Riley Declamation Prize 2016
Congratulations to undergraduate student Joe Leech (2014), who has won the 2016 Riley Declamation Prize
This is the twenty third competition for the Riley Prize, designed to encourage communication skills and reward excellence in both written and oral presentation.
A prize of £700 (at least half to be taken in books) may be awarded for the best speech on any topical subject with a European theme. While possible titles are suggested, candidates are able to broadly interpret the theme when shaping their speech.
Any undergraduate or graduate member of College may compete. Short-listed candidates, of which there were five this year, read their compositions before an audience. They are judged on substance, written style, and elegance of presentation, and expected to keep the speech to ten minutes.
The prize was created in memory of Brian Riley(1959), who read Modern and Medieval Languages and Oriental Studies at Pembroke, specialising in German, French and Chinese. He maintained his interest in foreign languages and cultures throughout his life.

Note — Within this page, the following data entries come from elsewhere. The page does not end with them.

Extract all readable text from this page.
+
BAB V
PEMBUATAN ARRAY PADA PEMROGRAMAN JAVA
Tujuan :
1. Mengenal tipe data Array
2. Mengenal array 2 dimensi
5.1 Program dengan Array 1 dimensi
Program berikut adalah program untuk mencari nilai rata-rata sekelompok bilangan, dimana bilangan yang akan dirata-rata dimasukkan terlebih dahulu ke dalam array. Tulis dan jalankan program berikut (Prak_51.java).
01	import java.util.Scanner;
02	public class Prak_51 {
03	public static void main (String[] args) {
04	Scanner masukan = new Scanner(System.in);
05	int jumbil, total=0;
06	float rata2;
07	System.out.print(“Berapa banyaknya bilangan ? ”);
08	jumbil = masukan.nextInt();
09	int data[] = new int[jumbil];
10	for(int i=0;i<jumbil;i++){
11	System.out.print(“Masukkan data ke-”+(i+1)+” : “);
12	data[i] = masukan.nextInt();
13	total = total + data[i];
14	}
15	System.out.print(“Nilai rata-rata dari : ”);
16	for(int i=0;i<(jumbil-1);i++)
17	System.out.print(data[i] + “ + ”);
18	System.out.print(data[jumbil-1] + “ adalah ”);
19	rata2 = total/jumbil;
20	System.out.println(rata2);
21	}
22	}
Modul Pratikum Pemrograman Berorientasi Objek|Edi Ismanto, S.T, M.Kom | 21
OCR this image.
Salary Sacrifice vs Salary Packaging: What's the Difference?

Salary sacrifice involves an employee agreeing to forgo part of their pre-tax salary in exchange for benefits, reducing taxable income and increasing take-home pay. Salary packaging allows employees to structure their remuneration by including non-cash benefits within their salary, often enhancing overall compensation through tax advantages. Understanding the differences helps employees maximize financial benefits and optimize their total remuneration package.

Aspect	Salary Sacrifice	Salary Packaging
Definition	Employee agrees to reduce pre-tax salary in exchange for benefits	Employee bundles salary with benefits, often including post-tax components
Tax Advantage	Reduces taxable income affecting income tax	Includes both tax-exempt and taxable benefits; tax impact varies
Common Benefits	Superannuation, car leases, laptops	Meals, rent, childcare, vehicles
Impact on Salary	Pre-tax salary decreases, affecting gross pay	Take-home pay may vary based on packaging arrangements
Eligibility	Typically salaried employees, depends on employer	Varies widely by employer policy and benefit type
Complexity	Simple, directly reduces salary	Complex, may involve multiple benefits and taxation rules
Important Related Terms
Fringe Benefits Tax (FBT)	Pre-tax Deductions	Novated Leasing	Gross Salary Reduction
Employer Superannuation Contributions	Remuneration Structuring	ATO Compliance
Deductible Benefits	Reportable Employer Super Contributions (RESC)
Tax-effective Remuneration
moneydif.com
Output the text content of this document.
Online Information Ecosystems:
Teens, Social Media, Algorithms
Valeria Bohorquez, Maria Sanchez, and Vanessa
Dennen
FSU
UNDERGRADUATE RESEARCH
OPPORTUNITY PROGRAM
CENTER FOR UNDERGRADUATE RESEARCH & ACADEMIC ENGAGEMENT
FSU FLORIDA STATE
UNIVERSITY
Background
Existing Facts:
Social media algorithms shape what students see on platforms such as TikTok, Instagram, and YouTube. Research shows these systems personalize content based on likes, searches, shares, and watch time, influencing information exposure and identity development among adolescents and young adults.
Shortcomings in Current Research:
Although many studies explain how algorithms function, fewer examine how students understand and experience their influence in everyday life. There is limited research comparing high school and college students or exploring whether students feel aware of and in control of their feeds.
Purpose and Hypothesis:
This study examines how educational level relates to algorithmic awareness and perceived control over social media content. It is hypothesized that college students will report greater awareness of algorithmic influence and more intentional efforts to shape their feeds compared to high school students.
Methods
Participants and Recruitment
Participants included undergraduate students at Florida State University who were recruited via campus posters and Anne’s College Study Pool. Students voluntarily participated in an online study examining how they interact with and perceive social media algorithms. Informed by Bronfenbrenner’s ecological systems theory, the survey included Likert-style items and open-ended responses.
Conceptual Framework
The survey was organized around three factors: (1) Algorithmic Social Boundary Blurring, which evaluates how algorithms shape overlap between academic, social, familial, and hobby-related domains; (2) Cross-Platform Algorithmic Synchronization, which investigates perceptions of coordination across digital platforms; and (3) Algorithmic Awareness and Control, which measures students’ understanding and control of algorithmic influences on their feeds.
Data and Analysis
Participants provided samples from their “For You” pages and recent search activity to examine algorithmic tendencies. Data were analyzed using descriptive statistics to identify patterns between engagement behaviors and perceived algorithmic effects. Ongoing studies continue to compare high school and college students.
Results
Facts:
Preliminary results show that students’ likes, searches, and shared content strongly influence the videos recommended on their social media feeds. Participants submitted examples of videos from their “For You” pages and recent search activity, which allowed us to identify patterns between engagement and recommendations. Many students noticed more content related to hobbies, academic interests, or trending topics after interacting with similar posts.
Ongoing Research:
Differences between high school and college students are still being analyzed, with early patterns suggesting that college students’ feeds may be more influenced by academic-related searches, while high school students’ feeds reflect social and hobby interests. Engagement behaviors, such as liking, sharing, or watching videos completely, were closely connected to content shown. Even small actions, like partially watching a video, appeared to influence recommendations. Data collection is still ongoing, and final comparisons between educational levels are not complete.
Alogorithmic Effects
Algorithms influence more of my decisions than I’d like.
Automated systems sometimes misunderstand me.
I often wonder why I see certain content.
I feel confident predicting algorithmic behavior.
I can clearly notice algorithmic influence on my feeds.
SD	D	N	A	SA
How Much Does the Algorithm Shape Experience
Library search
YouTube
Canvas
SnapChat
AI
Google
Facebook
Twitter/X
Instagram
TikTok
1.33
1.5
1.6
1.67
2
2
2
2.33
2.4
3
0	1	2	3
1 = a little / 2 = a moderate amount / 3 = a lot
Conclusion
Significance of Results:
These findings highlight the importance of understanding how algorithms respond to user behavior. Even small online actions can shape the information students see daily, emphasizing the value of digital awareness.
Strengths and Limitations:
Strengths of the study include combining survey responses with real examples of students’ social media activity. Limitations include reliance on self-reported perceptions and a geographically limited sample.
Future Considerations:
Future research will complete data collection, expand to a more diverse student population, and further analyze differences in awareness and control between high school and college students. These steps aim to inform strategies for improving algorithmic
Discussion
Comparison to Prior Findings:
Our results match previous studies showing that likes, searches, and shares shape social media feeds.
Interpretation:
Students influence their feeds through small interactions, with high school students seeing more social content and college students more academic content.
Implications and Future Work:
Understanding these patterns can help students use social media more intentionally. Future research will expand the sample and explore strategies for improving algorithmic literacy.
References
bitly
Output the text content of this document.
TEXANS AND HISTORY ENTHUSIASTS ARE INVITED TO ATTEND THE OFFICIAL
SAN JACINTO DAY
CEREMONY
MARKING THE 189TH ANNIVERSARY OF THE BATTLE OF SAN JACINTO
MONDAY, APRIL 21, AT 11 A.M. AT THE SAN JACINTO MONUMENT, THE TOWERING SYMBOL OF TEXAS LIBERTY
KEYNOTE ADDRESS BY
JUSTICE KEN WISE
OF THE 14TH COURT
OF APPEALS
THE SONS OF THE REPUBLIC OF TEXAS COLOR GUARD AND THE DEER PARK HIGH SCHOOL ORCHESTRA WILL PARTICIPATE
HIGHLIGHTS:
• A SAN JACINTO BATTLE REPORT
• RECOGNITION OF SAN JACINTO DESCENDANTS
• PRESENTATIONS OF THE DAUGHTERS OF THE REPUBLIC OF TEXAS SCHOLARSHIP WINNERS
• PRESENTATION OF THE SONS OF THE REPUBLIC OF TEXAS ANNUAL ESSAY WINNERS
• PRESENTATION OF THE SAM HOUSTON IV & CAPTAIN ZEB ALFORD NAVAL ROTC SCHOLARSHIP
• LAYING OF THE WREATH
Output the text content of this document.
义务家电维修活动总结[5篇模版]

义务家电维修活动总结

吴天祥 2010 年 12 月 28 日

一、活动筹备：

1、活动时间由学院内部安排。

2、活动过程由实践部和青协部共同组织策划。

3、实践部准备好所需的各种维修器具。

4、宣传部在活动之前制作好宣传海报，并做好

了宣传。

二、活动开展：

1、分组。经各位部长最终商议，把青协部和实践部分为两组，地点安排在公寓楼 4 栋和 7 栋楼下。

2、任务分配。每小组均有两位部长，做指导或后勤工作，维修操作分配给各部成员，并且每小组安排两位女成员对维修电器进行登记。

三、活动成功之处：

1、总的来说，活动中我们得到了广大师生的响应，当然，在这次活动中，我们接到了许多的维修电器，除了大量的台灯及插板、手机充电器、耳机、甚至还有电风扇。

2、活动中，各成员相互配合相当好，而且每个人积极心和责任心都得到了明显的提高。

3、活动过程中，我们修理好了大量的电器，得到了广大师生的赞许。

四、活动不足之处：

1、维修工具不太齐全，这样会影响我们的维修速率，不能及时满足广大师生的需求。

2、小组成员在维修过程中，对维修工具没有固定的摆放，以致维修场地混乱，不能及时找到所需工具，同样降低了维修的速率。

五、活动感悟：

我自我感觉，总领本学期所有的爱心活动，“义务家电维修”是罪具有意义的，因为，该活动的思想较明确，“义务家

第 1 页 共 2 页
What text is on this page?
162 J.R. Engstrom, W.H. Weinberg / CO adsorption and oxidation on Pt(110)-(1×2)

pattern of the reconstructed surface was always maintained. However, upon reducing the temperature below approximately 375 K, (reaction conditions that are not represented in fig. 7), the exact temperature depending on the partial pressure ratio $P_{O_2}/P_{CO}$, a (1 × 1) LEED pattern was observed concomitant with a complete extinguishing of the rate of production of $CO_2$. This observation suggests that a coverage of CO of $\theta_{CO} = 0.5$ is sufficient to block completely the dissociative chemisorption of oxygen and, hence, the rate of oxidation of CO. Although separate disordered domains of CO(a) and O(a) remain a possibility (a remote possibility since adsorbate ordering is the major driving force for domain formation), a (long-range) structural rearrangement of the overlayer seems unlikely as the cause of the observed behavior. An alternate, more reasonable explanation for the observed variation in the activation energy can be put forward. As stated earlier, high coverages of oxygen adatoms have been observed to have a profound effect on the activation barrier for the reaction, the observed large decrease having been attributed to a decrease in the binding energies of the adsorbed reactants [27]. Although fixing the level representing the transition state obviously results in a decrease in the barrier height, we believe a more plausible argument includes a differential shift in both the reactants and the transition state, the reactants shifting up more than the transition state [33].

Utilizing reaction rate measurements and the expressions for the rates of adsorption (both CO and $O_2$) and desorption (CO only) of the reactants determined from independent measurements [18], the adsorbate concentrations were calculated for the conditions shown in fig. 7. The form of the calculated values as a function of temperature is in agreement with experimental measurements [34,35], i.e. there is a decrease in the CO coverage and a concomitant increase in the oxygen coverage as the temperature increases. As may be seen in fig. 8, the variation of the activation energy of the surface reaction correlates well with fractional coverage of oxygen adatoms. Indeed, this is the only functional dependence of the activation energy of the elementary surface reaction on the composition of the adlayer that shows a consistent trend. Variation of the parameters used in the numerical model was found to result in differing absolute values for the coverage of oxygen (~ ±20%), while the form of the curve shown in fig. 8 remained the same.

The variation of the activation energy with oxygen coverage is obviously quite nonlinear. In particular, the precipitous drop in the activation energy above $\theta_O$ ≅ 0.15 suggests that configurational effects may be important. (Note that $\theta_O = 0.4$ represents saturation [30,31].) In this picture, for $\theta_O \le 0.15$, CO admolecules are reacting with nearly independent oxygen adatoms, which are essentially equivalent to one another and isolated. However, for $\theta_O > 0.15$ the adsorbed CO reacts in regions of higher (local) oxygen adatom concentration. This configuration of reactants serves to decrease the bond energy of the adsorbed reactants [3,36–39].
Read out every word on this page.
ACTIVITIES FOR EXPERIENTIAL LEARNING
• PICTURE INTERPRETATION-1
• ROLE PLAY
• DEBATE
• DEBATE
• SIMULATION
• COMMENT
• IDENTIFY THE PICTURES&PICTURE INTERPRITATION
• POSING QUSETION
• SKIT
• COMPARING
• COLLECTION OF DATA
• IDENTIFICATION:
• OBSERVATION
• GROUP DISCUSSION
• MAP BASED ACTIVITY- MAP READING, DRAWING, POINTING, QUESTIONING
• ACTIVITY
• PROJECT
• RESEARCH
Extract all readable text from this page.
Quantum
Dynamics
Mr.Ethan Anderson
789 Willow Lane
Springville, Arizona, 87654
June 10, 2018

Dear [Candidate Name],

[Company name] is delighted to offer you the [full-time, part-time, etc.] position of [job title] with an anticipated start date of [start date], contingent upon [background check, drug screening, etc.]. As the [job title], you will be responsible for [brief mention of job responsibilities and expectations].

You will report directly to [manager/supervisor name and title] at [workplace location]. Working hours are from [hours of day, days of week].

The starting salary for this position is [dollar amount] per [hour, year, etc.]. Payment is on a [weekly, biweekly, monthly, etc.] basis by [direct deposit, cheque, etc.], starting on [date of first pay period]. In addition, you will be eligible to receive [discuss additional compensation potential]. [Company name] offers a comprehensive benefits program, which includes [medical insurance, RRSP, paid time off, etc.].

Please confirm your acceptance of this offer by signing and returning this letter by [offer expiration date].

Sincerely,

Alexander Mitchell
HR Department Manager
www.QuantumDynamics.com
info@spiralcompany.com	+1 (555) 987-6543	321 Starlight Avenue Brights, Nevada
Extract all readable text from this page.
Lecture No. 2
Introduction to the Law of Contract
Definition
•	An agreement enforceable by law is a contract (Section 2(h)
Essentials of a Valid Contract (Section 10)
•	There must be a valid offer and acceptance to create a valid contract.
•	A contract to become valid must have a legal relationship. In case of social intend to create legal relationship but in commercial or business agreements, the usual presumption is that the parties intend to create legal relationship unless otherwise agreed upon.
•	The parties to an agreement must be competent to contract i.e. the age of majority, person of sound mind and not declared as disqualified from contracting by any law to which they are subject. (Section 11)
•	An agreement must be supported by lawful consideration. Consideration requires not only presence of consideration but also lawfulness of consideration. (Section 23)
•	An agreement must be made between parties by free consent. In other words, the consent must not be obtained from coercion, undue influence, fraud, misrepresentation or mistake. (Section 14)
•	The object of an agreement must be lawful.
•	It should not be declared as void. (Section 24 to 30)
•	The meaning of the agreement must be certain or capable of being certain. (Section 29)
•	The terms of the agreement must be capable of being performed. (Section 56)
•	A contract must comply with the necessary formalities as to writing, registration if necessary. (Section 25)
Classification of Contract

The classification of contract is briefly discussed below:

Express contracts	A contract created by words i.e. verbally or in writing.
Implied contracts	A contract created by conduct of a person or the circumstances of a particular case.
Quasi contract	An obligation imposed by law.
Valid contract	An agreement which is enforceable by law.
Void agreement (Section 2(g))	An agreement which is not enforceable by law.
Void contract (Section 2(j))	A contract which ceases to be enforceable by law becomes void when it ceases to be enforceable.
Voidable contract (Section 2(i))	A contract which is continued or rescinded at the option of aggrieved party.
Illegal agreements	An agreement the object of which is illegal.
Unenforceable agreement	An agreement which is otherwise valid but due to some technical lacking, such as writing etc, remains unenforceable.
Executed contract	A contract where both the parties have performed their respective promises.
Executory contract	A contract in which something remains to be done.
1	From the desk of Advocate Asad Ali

Joe Leech, undergraduate historian
Joe’s speech, which you can read in full here took a historical perspective, immediately taking the audience back to the 10th October 1794, and the fall of the Polish-Lithuanian Commonwealth on the battlefield. Joe looked at the state of unions today, illustrating the disconnect between the ideal of unions – props for liberty that strengthen all parties equally – with the more often-seen reality of difficult relationships between different-strength parties. Problematising the distance that unions place between people and sovereignty causes problems, Joe argued that the original ideals of the EU seem to be giving way to alienation.
Joe was selected as the winner on the basis of his combining of history with contemporary EU politics. He used graphic language to great effect, and his speech was brilliantly paced and delivered.
All of the finalists were congratulated on their excellent talks and interpretation of the brief.
- Léonie de Jonge, 2nd year politics PhD
- Joe Leech, 3rd year historian
- Stefan Ulrich, 4th year natural sciences
- Isaac Wilkinson, 1st year theologian
- Barry Colfer, 4th year politics PhD
Léonie’s speech looked at the surge of populist right parties in Europe following the ‘perfect storm’ of recent events, including the refugee crisis. She identified a crisis of democracy, in which people lack faith in democratic institutions and look for populist parties where there is a centrist government. Referendum mania she saw as a new development, but cautioned that instead of being an expression of direct democracy, referenda are increasingly used as political tools by the elite. Populist parties turn complex questions in simplistic binaries, and so informed debate is lost. In order to solve the democratic crisis, Leonie argued, we must find creative ways to foster informed, nuanced debate and political engagement.
Barry’s focus was on the need for reform in the face of opportunistic populism, a task even more urgent in the aftermath of the US election. Europe has undergone a series of crises and now has a fragmented political landscape in which the establishment is losing out to populism. Reform is possible, but only if the will is there; the EU is currently in a ‘state of lethal incompleteness’. There is no longer an option of doing nothing; action is required to reform Europe. The key to the European project, Barry argued, is that in Europe we are all minorities. It will take courage, but Europe can be saved.
Stefan focused on a single – but immense – issue facing Europe; the Syrian refugee crisis, pointing out that, while the immediate shock has diminished, it remains a tragedy and a crisis. Drawing attention to Merkel’s policy of welcoming refugees, Stefan used the subsequent mood in Germany, reminiscent of pre-referendum Britain, to illustrate the tension between humanitarian values and political pragmatism. Stefan concluded that a long-term strategy was required in Europe, involving better resettlement processes, support for the Greek asylum service, and support for Turkey.
Issac’s speech took the audience through a thought experiment on the edges of Europe; what it looks like in the minds of Europeans, the geographical, ideological, and historical limits of its ‘vague and fuzzy’ borders. With Europeans living all over the world, no geographical boundary between Russia and what is considered ‘Europe’, and complex oceanographic exclusions and inclusions, the edges of Europe are not easily defined. Isaac ended with speculation; does Europe exist in a meaningful way? Will it keep expanding? Or will it contract and collapse? Only time will tell.